US, WASHINGTON (ORDO NEWS) — “A spectacular and unforgettable launch!”
Come to attend Saturday in Florida what NASA calls the dawn of a new space era, Donald Trump wanted to make this day a celebration of “the return of America”.
The dispatch, in many historical respects, of two American astronauts into space aboard a SpaceX rocket was successful.
But in the United States and around the world, not everyone had their eyes turned to the sky.
Anger over the death of a black man, George Floyd, after his arrest by the Minneapolis police, shook the country from east to west.

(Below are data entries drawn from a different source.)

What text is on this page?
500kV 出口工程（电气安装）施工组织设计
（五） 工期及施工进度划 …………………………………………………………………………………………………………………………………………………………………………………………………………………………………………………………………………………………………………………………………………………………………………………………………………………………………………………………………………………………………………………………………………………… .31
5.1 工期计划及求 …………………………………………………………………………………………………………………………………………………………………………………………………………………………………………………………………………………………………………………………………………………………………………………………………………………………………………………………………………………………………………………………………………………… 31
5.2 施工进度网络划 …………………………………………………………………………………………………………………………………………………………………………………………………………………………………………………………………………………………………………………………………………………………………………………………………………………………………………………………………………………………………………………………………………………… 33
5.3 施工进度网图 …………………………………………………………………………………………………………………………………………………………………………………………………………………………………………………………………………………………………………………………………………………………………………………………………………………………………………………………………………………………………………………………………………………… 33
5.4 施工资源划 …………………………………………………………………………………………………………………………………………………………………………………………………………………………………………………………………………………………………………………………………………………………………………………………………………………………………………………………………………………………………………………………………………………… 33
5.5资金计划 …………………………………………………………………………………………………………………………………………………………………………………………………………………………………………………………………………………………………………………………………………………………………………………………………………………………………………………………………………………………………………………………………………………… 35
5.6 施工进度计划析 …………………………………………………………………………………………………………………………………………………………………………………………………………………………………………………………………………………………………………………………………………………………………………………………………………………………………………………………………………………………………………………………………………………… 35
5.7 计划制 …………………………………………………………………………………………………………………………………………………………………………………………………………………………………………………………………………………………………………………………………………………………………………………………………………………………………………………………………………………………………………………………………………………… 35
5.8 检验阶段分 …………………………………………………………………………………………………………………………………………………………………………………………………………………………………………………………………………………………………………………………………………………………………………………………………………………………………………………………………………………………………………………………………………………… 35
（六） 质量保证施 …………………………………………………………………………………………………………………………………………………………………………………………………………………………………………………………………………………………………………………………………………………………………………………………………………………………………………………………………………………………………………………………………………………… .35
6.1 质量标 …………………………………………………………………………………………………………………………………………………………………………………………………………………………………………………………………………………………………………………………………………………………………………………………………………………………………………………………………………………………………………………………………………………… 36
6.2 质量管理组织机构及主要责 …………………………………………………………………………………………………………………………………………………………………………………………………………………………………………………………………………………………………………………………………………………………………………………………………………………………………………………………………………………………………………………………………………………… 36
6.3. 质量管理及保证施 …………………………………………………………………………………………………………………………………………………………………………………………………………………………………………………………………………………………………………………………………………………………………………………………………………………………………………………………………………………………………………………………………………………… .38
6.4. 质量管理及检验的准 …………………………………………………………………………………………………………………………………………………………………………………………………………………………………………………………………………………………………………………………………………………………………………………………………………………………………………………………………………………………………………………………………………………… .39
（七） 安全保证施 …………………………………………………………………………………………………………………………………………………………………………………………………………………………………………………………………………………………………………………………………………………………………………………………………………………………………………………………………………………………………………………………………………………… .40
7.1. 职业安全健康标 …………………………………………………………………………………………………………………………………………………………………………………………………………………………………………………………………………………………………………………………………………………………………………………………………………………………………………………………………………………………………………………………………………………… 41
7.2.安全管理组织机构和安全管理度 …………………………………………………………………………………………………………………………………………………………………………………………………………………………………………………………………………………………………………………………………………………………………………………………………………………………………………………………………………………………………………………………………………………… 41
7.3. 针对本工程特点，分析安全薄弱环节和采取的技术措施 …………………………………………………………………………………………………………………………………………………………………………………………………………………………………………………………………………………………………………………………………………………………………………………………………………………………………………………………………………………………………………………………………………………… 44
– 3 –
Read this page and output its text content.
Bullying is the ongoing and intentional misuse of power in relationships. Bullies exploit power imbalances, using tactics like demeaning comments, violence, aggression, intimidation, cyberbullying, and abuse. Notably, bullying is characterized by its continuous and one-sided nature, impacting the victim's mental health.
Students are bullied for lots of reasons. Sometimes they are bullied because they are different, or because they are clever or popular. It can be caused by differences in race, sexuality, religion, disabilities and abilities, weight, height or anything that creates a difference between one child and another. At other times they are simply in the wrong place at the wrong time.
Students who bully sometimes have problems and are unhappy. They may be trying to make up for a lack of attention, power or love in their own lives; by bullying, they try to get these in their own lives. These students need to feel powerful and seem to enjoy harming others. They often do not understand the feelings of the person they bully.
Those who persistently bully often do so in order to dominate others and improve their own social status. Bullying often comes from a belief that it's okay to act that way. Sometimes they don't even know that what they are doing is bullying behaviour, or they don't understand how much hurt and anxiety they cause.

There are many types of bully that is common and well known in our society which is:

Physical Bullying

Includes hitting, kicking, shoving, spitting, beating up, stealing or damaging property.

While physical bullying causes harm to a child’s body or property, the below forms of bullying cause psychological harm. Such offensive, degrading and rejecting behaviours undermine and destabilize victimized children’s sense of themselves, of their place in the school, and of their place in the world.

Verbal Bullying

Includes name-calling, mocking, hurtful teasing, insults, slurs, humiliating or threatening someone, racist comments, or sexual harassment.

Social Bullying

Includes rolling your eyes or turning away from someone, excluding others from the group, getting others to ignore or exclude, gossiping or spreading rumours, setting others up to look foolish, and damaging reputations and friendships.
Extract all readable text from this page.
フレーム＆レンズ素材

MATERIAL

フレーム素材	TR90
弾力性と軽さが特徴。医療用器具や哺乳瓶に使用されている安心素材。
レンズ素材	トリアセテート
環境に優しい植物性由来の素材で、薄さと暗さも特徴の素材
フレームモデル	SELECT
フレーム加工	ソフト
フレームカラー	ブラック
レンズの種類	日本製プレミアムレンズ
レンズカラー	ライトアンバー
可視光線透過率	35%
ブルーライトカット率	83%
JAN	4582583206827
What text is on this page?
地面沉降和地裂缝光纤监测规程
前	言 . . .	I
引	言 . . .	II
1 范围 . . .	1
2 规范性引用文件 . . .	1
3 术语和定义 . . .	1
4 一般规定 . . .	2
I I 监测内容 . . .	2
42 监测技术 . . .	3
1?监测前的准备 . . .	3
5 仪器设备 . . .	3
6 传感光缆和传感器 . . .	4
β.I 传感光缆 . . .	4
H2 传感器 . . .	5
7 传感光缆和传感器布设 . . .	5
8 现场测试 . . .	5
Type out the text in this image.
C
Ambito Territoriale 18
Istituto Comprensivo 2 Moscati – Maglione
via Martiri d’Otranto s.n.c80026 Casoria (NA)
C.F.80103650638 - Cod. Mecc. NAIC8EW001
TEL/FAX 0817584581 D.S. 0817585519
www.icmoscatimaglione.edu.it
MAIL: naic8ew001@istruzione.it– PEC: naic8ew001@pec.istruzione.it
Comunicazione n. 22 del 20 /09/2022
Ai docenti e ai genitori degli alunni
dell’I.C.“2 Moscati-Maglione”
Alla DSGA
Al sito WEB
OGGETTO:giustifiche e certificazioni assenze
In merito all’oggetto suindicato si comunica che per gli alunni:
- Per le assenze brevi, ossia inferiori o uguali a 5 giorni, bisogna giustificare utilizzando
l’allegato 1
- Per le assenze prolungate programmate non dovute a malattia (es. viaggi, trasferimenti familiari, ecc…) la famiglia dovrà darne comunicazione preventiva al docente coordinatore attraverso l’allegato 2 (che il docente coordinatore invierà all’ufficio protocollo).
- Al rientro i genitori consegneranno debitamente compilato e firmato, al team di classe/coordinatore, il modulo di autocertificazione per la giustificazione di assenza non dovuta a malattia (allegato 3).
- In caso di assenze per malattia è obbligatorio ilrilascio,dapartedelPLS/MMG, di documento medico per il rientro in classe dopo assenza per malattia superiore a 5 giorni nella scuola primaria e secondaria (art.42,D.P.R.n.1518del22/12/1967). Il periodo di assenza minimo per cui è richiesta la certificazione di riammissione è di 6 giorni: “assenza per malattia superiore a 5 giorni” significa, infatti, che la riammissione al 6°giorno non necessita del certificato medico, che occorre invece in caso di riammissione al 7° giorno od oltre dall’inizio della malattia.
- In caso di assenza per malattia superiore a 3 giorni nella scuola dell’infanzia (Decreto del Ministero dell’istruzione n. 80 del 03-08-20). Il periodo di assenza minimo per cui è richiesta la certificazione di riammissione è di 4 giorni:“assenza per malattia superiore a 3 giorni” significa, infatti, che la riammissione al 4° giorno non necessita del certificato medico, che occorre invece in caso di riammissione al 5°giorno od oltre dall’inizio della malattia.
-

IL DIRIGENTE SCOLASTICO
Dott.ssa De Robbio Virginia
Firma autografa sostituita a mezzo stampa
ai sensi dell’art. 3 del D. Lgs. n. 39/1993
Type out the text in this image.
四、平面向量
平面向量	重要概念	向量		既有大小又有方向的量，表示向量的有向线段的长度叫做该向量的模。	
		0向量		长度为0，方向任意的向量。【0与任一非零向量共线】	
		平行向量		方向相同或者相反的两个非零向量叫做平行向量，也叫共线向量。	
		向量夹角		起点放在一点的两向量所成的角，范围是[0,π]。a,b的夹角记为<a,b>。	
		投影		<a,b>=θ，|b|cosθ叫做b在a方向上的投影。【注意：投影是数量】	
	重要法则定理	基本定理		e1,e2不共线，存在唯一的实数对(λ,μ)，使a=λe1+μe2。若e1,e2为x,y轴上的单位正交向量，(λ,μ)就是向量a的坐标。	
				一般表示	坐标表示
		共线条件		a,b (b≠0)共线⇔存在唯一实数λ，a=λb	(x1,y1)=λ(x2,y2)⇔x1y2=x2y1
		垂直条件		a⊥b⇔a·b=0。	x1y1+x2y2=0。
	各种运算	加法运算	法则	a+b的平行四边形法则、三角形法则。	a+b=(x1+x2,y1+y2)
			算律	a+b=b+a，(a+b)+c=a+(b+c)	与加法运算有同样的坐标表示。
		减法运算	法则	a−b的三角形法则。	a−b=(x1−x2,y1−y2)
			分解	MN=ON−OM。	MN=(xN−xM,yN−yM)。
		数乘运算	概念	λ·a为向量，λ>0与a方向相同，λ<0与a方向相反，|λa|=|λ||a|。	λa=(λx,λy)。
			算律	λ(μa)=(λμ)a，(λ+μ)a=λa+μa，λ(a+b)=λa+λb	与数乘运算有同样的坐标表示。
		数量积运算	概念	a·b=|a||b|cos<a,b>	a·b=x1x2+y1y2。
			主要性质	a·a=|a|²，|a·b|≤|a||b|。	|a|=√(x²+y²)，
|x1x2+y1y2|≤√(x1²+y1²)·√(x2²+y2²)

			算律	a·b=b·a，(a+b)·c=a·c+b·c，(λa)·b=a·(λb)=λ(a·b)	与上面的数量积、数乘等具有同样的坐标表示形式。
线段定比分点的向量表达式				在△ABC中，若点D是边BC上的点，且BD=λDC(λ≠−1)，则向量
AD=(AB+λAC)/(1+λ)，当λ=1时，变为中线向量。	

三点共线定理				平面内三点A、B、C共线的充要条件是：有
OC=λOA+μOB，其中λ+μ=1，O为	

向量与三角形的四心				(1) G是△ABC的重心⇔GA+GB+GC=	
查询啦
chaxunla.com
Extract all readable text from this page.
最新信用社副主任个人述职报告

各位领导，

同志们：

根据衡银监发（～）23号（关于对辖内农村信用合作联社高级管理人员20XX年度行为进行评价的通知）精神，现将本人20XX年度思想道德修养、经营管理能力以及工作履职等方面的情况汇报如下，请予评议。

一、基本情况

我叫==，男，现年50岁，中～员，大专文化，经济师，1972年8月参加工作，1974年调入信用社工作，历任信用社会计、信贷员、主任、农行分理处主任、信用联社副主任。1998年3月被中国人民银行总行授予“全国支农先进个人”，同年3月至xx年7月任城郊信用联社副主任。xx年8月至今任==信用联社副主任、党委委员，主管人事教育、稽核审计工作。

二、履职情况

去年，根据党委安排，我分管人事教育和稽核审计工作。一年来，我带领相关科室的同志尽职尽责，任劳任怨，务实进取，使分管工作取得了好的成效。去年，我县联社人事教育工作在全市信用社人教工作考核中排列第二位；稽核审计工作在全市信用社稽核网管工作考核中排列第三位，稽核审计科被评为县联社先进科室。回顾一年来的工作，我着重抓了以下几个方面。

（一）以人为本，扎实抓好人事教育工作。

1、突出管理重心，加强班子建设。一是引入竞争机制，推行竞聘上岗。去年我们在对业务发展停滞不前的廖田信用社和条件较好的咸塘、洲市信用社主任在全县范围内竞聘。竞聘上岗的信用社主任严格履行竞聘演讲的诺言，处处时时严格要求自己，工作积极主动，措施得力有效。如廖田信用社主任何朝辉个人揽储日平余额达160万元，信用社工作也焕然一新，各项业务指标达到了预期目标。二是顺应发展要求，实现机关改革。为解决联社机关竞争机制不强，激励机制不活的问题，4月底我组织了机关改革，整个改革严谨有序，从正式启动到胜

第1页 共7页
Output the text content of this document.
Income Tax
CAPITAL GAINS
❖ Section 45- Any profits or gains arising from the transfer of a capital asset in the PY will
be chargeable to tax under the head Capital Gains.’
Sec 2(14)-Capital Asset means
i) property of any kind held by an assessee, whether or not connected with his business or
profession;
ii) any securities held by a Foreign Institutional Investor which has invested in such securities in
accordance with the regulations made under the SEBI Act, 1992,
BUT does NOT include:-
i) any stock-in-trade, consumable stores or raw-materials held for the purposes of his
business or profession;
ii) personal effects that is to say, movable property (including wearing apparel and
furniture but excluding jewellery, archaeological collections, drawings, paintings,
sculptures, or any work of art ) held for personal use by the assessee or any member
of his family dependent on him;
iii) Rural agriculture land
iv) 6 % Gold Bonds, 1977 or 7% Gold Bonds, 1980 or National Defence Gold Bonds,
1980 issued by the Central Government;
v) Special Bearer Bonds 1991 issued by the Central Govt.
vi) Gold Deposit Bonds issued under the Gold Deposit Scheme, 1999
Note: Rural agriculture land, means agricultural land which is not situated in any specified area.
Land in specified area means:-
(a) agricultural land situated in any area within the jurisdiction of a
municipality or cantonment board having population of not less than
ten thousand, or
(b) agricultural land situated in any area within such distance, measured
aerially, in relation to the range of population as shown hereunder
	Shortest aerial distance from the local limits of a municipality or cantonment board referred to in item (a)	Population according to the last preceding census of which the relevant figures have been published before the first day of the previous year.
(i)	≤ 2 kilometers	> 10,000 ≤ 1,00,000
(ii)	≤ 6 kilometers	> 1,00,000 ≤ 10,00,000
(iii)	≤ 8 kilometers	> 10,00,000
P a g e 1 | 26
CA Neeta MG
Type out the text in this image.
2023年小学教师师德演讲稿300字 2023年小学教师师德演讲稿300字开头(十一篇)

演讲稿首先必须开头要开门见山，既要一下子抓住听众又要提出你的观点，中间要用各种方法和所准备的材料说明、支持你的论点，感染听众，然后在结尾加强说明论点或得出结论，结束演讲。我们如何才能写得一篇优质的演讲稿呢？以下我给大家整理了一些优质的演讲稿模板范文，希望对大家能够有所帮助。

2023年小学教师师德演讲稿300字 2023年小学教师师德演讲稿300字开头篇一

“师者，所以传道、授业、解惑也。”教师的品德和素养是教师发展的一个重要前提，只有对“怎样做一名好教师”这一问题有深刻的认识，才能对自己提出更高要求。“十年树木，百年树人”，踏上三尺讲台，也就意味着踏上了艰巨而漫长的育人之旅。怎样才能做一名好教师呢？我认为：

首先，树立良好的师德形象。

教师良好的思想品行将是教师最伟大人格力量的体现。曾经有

During the journey in Air Force One to Florida, the two screens located in the press area at the back of the aircraft summarized this strange day.
On Fox News, the chain of choice in the presidential plane during the Trump era, the two realities were intertwined. Desolate scenes in Minneapolis. Scenes of intense preparations and scientific profusion on the legendary site of the Kennedy space center.
Donald Trump himself did not stop moving from one subject to another throughout the day. Just before landing, he lashed out at Minneapolis “thugs” on Twitter, assuring that 80% were not from Minnesota.
Three minutes later, he enthusiastically expressed his hope that the SpaceX launch would be a resounding success.
The Kennedy Center is a place steeped in history: it was here that Neil Armstrong and his Apollo 11 mission teammates took off on July 16, 1969 for a flight that would allow them to set foot on the moon.
Arrived fifteen minutes before takeoff on the small platform arranged so that he can attend this historic moment, he savored.
Wearing his emblematic red tie, the very one he almost always wears on campaign stands, he smiles at the journalists present, takes the break, thumbs up.
“How much time do we have? One minute?” Very relaxed, he ends up turning to the rocket, vice-president Mike Pence at his side.
– “Such power!” –
The ground trembles, the moment is strong, the emotion palpable.
As soon as the rocket is no longer visible in the sky, Mr. Trump turns to the journalists, applauds. And starts talking.
“Suddenly you hear this noise, it’s incredible, this power,” he says, all smiles, after the launch of two NASA astronauts into space for the first time in almost ten years.
“You have a hard time believing that this machine, as big as it is – it looks small seen from here – can have such a power to make a noise or a vibration like this”.
He praises American ingenuity: “America will always be first”. He talks about the future, an expedition to Mars.
Five months before the presidential election where he will run for a second four-year term, he insists that this flight loaded with promises will be one of the markers of his presidency.
He is careful not to salute the work of his two predecessors, George W. Bush and Barack Obama, who launched this long-standing idea: to subcontract access to space to the private sector.
Only two U.S. presidents attended a launch before Donald Trump: Richard Nixon in 1969 and Bill Clinton in 1998.
The reason is twofold: the risk of cancellation at the last moment due to the vagaries of bad weather, and that of being associated with terrible images if the adventure goes wrong.
The bet paid off for Donald Trump, who returned to Florida for the day after a failed first attempt on Wednesday.
At the beginning of his speech from the mythical space center, he returned to the death of George Floyd, saying “to understand” the pain and strongly denouncing the violence.
“Healing is not hate, justice is not chaos,” he said, denouncing “looters and anarchists” who spread violence.
But when he returns to Washington, he knows that he will have to respond, over time, to a deep crisis in a bruised country where old wounds have been reopened.
After having sent contradictory signals for several days, the 45th President of the United States will have to find the right tone to try to ease the tensions.
His words will be scrutinized with special attention. For for his detractors as for many observers of American society, he has been playing, for several years, a dangerous game on racial questions.